The Oxan market is crowded like all the other markets she had seen before. It’s like a beating heart pumping people in and out of its shops and stalls like blood rushing through the veins. The most important part of any island is the market where fishers layout their fished goods around the main square and wholesalers stand in their stalls dealing with their customers. The wholesalers buy and sell water, fuel, oxygen tanks and dived out goods like steel, plastic, soil and glass. Their storehouses are in the northern storage cabins of the island and they send their orders directly to the port. The Saviour Missioners also have a stand where missioners or healer-maids sit, giving council to people who have problems in their lives, explaining the Saviour Rules and attending to the sick and wounded. The Saviour donation box is by the stand and people usually throw coins in it as the cost of their treatment or as alms to the Saviour Ship. Lealy makes her way through the laid out fished goods to the Saviour stand, trying not to step on the dried fish, octopuses and prawns.
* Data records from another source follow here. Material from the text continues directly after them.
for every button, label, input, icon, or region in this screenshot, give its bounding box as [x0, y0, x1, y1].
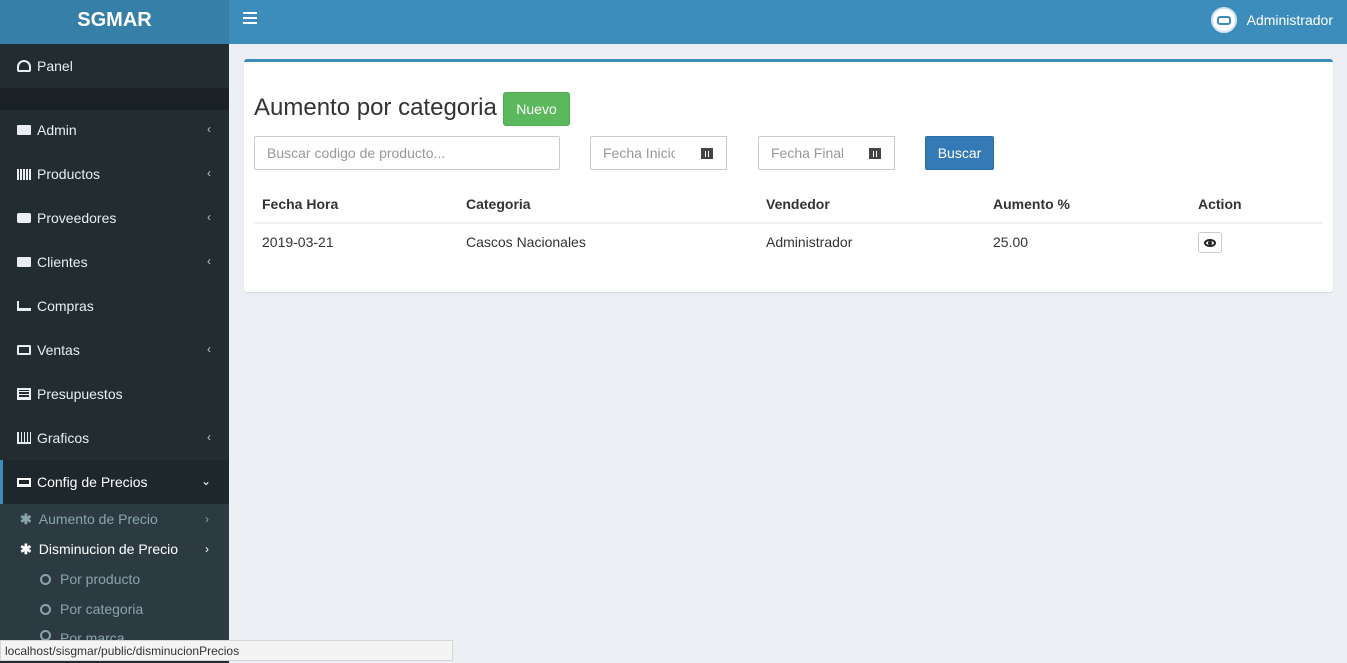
- sidebar-item-admin[interactable]: Admin ‹: [0, 108, 229, 152]
- sidebar-item-label: Clientes: [37, 254, 88, 270]
- cell-aumento: 25.00: [993, 234, 1029, 250]
- brand-logo[interactable]: SGMAR: [0, 0, 229, 44]
- submenu-item-label: Disminucion de Precio: [38, 541, 179, 557]
- submenu-item-disminucion[interactable]: ✱ Disminucion de Precio ›: [0, 534, 229, 564]
- end-date-calendar-button[interactable]: [855, 136, 895, 170]
- sidebar-item-ventas[interactable]: Ventas ‹: [0, 328, 229, 372]
- chevron-down-icon: ⌄: [200, 474, 211, 488]
- folder-icon: [17, 125, 31, 135]
- top-navbar: Administrador: [229, 0, 1347, 44]
- submenu-item-label: Por producto: [60, 571, 141, 587]
- submenu-item-por-categoria[interactable]: Por categoria: [0, 594, 229, 624]
- chevron-right-icon: ›: [205, 542, 209, 556]
- eye-icon: [1204, 238, 1216, 247]
- new-button[interactable]: Nuevo: [503, 92, 570, 126]
- browser-status-url: localhost/sisgmar/public/disminucionPrec…: [0, 640, 453, 661]
- sidebar-item-label: Admin: [37, 122, 77, 138]
- money-icon: [17, 345, 31, 355]
- avatar: [1210, 7, 1237, 33]
- chevron-left-icon: ‹: [207, 254, 211, 268]
- column-header-fecha-hora: Fecha Hora: [262, 196, 339, 212]
- view-button[interactable]: [1198, 232, 1222, 253]
- sidebar-item-label: Proveedores: [37, 210, 117, 226]
- chevron-left-icon: ‹: [207, 166, 211, 180]
- calculator-icon: [17, 388, 31, 400]
- chevron-left-icon: ‹: [207, 430, 211, 444]
- chevron-right-icon: ›: [205, 512, 209, 526]
- sidebar-item-label: Ventas: [37, 342, 80, 358]
- cell-categoria: Cascos Nacionales: [466, 234, 586, 250]
- start-date-calendar-button[interactable]: [687, 136, 727, 170]
- sidebar-item-label: Compras: [37, 298, 94, 314]
- asterisk-icon: ✱: [20, 540, 32, 557]
- content-box: Aumento por categoria Nuevo Buscar Fecha…: [244, 59, 1333, 292]
- user-menu[interactable]: Administrador: [1210, 7, 1333, 33]
- sidebar-separator: [0, 88, 229, 110]
- user-name: Administrador: [1246, 12, 1333, 28]
- bar-chart-icon: [17, 432, 31, 444]
- cell-fecha-hora: 2019-03-21: [262, 234, 334, 250]
- column-header-categoria: Categoria: [466, 196, 531, 212]
- column-header-vendedor: Vendedor: [766, 196, 830, 212]
- submenu-item-label: Aumento de Precio: [38, 511, 158, 527]
- chevron-left-icon: ‹: [207, 210, 211, 224]
- start-date-field[interactable]: [590, 136, 688, 170]
- page-title: Aumento por categoria: [254, 94, 497, 121]
- folder-icon: [17, 257, 31, 267]
- sidebar-item-compras[interactable]: Compras: [0, 284, 229, 328]
- sidebar-item-proveedores[interactable]: Proveedores ‹: [0, 196, 229, 240]
- submenu-item-label: Por categoria: [60, 601, 144, 617]
- dashboard-icon: [17, 60, 31, 72]
- sidebar-item-config-precios[interactable]: Config de Precios ⌄: [0, 460, 229, 504]
- sidebar: Panel Admin ‹ Productos ‹ Proveedores ‹ …: [0, 44, 229, 663]
- circle-icon: [40, 603, 51, 615]
- sidebar-item-label: Graficos: [37, 430, 90, 446]
- cart-icon: [17, 301, 31, 311]
- end-date-field[interactable]: [758, 136, 856, 170]
- sidebar-item-label: Presupuestos: [37, 386, 123, 402]
- search-input[interactable]: [254, 136, 560, 170]
- sidebar-item-label: Config de Precios: [37, 474, 148, 490]
- chevron-left-icon: ‹: [207, 342, 211, 356]
- circle-icon: [40, 573, 51, 585]
- truck-icon: [17, 213, 31, 223]
- sidebar-item-graficos[interactable]: Graficos ‹: [0, 416, 229, 460]
- calendar-icon: [700, 147, 713, 159]
- sidebar-item-label: Productos: [37, 166, 101, 182]
- sidebar-item-productos[interactable]: Productos ‹: [0, 152, 229, 196]
- asterisk-icon: ✱: [20, 510, 32, 527]
- search-button[interactable]: Buscar: [925, 136, 994, 170]
- calendar-icon: [868, 147, 881, 159]
- sidebar-item-panel[interactable]: Panel: [0, 44, 229, 88]
- sidebar-item-label: Panel: [37, 58, 73, 74]
- cell-vendedor: Administrador: [766, 234, 853, 250]
- column-header-action: Action: [1198, 196, 1242, 212]
- sidebar-item-clientes[interactable]: Clientes ‹: [0, 240, 229, 284]
- barcode-icon: [17, 168, 31, 180]
- menu-toggle-icon[interactable]: [243, 12, 257, 27]
- laptop-icon: [17, 477, 31, 487]
- table-header-divider: [254, 222, 1323, 224]
- column-header-aumento: Aumento %: [993, 196, 1070, 212]
- submenu-item-por-producto[interactable]: Por producto: [0, 564, 229, 594]
- chevron-left-icon: ‹: [207, 122, 211, 136]
- config-precios-submenu: ✱ Aumento de Precio › ✱ Disminucion de P…: [0, 504, 229, 644]
- sidebar-item-presupuestos[interactable]: Presupuestos: [0, 372, 229, 416]
- submenu-item-aumento[interactable]: ✱ Aumento de Precio ›: [0, 504, 229, 534]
She orders Dalia and Asin to put the sacks behind the stand and she sits in front of it. People line up by the stand before she gets a chance to take her breath. She starts looking into their throats, taking out the loose teeth of the children and attending to the wounds of the boatmen and harbour foremen. She keeps ordering Dalia to hand her different tools, bottles of medicine, ointment tins and the pre-prepared napkins from the leather sacks.